I want to be clear here: I am not looking for names, or others to find connections.
The story is superfluous and contains too many elements for all but the very motivated (descendants interested in genealogy) to grasp. The relevant connections are not direct, since none exist. They are lateral and circumstantial, done looking heavily at the map and searching many, many names. Marriages between 3rd persons in different townlands with the same maiden names or surnames. Connecting relevant townlands. Some with few people living in them. Some distant from each other. Simply observations about who lived in x townland and who didn't. Where so-and-so moved? Where did Mr. Y's bride come from, or Mrs. Z's groom? Where were their kids born?

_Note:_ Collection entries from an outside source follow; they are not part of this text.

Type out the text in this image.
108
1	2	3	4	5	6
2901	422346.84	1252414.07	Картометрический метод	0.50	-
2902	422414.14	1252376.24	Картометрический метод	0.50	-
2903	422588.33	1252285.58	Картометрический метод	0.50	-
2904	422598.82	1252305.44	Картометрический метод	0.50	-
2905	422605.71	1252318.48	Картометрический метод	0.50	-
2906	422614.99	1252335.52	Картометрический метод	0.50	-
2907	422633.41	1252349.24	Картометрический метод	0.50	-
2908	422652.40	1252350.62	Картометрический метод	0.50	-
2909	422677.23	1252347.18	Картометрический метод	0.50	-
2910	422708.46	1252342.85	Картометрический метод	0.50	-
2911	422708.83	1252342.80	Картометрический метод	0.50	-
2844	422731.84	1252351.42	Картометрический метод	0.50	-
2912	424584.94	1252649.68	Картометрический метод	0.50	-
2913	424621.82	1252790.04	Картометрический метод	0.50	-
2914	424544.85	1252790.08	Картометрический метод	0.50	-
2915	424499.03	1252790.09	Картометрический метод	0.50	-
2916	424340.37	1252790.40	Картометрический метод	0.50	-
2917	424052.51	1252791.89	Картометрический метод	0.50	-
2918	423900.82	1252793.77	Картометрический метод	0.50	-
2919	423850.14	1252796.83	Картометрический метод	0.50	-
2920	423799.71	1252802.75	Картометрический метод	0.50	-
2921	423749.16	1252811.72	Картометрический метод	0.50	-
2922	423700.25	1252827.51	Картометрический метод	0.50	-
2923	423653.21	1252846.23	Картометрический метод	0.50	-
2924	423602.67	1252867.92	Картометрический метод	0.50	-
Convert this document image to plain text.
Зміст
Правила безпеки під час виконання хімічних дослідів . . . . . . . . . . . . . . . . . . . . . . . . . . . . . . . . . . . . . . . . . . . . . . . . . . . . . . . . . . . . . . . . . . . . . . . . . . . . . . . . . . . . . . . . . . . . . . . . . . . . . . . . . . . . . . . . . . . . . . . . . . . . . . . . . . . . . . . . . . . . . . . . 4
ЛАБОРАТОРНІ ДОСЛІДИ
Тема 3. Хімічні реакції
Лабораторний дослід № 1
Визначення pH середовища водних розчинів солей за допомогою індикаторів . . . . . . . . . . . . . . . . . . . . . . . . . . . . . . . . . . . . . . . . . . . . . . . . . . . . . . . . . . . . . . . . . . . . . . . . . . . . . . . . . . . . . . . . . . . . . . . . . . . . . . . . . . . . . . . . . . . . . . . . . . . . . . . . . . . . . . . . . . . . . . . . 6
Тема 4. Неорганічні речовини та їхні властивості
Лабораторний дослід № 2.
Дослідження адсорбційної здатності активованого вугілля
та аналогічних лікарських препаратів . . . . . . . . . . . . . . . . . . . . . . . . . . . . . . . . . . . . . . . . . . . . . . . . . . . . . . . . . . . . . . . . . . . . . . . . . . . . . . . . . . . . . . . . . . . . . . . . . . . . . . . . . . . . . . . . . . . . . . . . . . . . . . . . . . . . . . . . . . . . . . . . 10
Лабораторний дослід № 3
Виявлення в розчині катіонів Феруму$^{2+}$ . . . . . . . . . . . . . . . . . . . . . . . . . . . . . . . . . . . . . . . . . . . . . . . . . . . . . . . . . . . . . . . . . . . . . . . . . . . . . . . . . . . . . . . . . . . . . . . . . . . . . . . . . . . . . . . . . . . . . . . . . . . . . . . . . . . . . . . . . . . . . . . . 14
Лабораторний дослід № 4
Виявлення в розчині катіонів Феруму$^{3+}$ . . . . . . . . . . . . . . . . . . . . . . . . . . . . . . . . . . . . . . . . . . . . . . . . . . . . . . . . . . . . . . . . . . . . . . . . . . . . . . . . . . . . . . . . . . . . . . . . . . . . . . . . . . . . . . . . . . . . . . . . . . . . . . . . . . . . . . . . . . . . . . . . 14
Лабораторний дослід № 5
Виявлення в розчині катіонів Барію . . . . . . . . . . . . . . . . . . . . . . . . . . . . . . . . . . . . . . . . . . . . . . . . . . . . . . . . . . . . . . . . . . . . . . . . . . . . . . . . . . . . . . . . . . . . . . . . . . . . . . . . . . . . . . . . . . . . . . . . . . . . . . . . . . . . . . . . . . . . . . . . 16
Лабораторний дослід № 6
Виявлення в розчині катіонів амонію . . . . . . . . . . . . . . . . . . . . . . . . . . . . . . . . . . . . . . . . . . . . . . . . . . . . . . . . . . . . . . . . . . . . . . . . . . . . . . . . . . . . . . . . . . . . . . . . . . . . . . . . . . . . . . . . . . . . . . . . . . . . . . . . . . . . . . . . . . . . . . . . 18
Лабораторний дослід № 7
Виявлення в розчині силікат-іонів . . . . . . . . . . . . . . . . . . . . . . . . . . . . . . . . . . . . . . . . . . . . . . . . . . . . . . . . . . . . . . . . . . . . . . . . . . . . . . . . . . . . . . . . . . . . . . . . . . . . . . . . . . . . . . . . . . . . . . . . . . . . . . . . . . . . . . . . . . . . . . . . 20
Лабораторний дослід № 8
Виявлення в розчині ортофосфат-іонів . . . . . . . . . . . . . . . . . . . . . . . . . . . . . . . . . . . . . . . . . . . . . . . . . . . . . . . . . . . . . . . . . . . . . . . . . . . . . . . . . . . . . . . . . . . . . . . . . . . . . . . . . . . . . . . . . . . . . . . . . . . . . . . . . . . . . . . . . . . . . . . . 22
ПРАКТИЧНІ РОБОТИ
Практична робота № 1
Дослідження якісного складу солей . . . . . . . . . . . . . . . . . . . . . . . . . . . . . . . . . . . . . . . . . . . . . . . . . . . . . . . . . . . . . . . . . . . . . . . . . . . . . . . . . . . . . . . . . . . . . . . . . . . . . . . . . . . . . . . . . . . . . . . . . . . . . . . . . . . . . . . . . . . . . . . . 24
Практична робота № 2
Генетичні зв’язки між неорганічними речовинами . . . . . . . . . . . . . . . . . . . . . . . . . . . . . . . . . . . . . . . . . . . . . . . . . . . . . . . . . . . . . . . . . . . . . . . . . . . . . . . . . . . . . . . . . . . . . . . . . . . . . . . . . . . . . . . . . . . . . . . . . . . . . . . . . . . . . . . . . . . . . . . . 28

Obviously, I erred in giving any details at all. I was only trying to explain my motivations and the general nature of the type of relationships I was thinking of. What I wanted was only general impressions about blood relationships, and more specifically about #6 of the following.
Here are my vague impressions:
1.) kin was very important (particularly in the mountains)
2.) marriages were mostly arranged by kin
3.) sometimes people who married were related (2nd to 3rd cousins)
4.) You needed someone who could vouch for the groom or the bride. Know they weren't from crazy families, violent, lazy, dishonest, thieves or promiscuous. They were mostly your neighbor, your relative, or the neighbor of your relative.
5.) people with the same name, who interacted were almost certainly related.
6.) the limit of one's known relations was their 3rd cousins.
That last is really the important and relevant one. It comes from the Church. The reason (by theory) consanguineous marriages between 2nd and 3rd cousins required dispensations and 4th didn't was the average peasant couldn't possibly be expected to know their 4th cousins. There are dispensations for 2nd cousins-once-removed and for 3rd cousins. There are not any for 3rd cousins-once-removed. Because people certainly didn't know all of the last.
There was a limit to the amount of relationships a person could keep track of. Back then, each person knew all their GG grandparents, but probably not beyond that. That is exactly why I told the story. The question at hand really falls on the tail end of #6.
Theory #1: the little kids on the 1911 census, living in the same household, are 3rd cousins. This is the limit of functional kin relationships. The older kids are able to grasp how they are related to the little girl, and know who their common ancestors were. They consider the girl to be kin in the normal way, and when she grows up she will understand that they are kin too.
Vs.
Theory #2: the heads on the 1911 census are 3rd cousins. They know each other, but the older kids don't understand who the little girl is. They don't know their common ancestors, and can't possibly grasp something like 3rd cousin-once-removed, since that is not a normal, known relationship in Ireland. With big families how many 3rd cousins does one have? A heck of a lot. Do you know all their kids? Nope. Do you know the kids of the ones living within a 2 miles of you? Maybe.
That's what I wanted: impressions on theory #1 vs. theory #2.
I think #1 is a lot more likely, but that is my impression. I've never traced a blood relative who was called a relative or a cousin, so all I have is an impression. No test. Others may have experience - that's great. I'd like to know the most distant, successful trace.
Again, I know they are related. They are not random people. They are not neighbors. They are kin and know it. The head in one townland had some of his children's baptisms most likely sponsored by the others. These townlands are close, but not adjacent. Obviously, the two men understand who their common ancestors were and how they are related. They are either 2nd cousins or 3rd cousins. The real question, to my mind, is do the little kids have any bearing on this? Does it matter if they don't grasp who the little girl is or who their common ancestors are?